Der Kommissar ist nicht wie üblich der strahlende Alleskönner, der eine
Identifikationsperson ist, sondern ein sterbenskranker pensionierter
Detektiv. Dürrenmatt liefert das Abbild eines sehr unfachmännisch
vorgehenden Polizeibeamten, der nicht davor zurückschreckt, sein Leben aufs
Spiel zu setzen.

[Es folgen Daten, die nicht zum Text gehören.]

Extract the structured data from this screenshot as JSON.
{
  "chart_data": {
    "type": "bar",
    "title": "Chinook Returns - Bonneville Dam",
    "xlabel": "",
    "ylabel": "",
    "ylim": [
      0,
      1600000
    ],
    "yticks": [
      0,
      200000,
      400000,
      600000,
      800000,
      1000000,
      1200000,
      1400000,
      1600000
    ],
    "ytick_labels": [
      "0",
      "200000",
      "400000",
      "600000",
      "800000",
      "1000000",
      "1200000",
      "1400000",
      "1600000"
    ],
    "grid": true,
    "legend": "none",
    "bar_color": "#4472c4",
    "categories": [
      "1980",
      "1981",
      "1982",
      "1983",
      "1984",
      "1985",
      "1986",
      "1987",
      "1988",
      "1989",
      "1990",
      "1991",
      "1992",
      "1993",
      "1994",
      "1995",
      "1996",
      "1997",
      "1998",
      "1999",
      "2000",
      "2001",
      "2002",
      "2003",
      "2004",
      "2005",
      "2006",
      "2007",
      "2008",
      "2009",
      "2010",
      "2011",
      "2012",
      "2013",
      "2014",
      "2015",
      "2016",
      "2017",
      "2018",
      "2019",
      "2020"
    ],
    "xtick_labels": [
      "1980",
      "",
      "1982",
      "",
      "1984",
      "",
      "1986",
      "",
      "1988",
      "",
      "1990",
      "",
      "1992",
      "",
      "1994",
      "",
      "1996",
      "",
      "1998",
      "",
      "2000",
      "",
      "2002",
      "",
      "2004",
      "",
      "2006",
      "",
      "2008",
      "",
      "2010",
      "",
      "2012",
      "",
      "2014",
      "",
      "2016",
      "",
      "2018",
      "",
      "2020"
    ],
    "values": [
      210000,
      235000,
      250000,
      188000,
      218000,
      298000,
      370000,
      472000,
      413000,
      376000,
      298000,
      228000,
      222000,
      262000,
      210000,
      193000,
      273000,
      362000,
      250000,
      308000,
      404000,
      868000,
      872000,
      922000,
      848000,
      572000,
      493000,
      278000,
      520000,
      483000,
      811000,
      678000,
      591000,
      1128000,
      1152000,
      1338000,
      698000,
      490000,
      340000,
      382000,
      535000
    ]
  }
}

Ein vom Tode gezeichneter, mutiger Kommissar, der bereit
ist, gegen das Böse zu kämpfen.

e.) Sprache
"Um des Geldes Willen geschrieben ist es gleichwohl ein Meisterwerk"
Ungebundene,lebendige Sprache,verwendet öfter direkte Reden
Er setz alle Gestaltungsmittel ein, die für Spannung sorgen
Das vorwinterliche Wetter mit den spezifischen Erscheinungen untermalt das
Geschehen (immer dann, wenn der Tod in Rede steht oder Leben bedroht wird,
werden verschlechterte Sichtverhältnisse registriert).
Komisch parodierende Mittel werden dem Leser nicht vorenthalten (z.B. Fahrt
nach Biel, Totenübergabe - der Tote nickt wie ein weiser Chinese; Buch S.84)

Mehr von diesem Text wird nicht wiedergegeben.